Speaker: Volkan Cevher
Affiliation: EPFL

ABSTRACT:

In this talk, I will talk about principled ways of solving a classical reinforcement learning (RL) problem and introduce its robust variant.

In particular, we rethink the exploration-exploitation trade-off in RL as an instance of a distribution sampling problem in infinite dimensions. Using the powerful Stochastic Gradient Langevin Dynamics (SGLD), we propose a new RL algorithm, which results in a sampling variant of the Twin Delayed Deep Deterministic Policy Gradient (TD3) method. Our algorithm consistently outperforms existing exploration strategies for TD3 based on heuristic noise injection strategies in several MuJoCo environments.

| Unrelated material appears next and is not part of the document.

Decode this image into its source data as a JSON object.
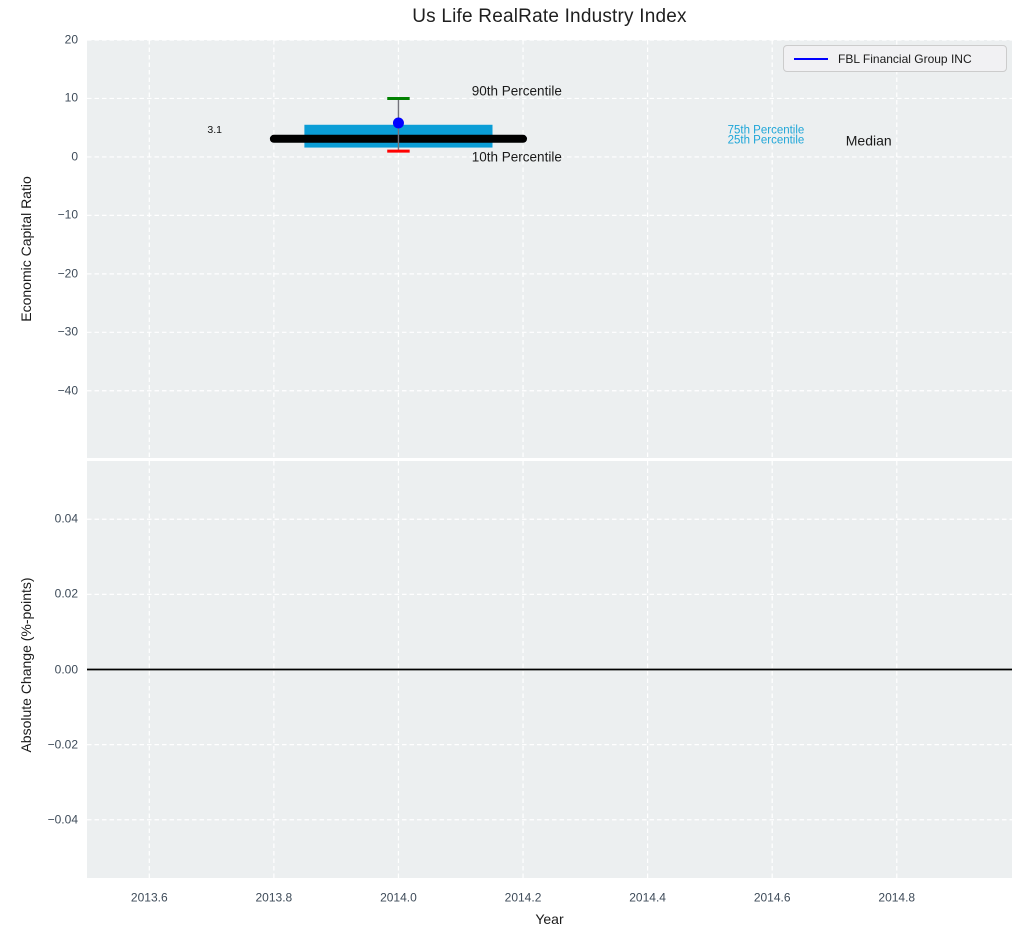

The sampling perspective enables us to introduce an action-robust variant of RL objective, which is as a particular case of a zero-sum two-player Markov game. In this setting, at each step of the game, both players simultaneously choose an action. The reward each player gets after one step depends on the state and the convex combination of the actions of both players. Based on our earlier work (SGLD for min-max/GAN problem), we propose a new robust RL algorithm with convergence guarantee and provide numerical evidence of the new algorithm. Finally, I will also discuss future directions on the application of the framework to self-play in games.

BIO:

Volkan Cevher received the B.Sc. (valedictorian) in electrical engineering from Bilkent University in Ankara, Turkey, in 1999 and the Ph.D. in electrical and computer engineering from the Georgia Institute of Technology in Atlanta, GA in 2005. He was a Research Scientist with the University of Maryland, College Park from 2006-2007 and also with Rice University in Houston, TX, from 2008-2009. Currently, he is an Associate Professor at the Swiss Federal Institute of Technology Lausanne and a Faculty Fellow in the Electrical and Computer Engineering Department at Rice University. His research interests include signal processing theory, machine learning, convex optimization, and information theory. Dr. Cevher is an ELLIS fellow and was the recipient of the Google Faculty Research Award on Machine Learning in 2018, IEEE Signal Processing Society Best Paper Award in 2016, a Best Paper Award at CAMSAP in 2015, a Best Paper Award at SPARS in 2009, and an ERC CG in 2016 as well as an ERC StG in 2011.

Hosted by Professor Quanquan Gu

Date/Time:
Date(s) - Feb 04, 2020
4:15 pm - 5:45 pm

Location:
3400 Boelter Hall
420 Westwood Plaza Los Angeles California 90095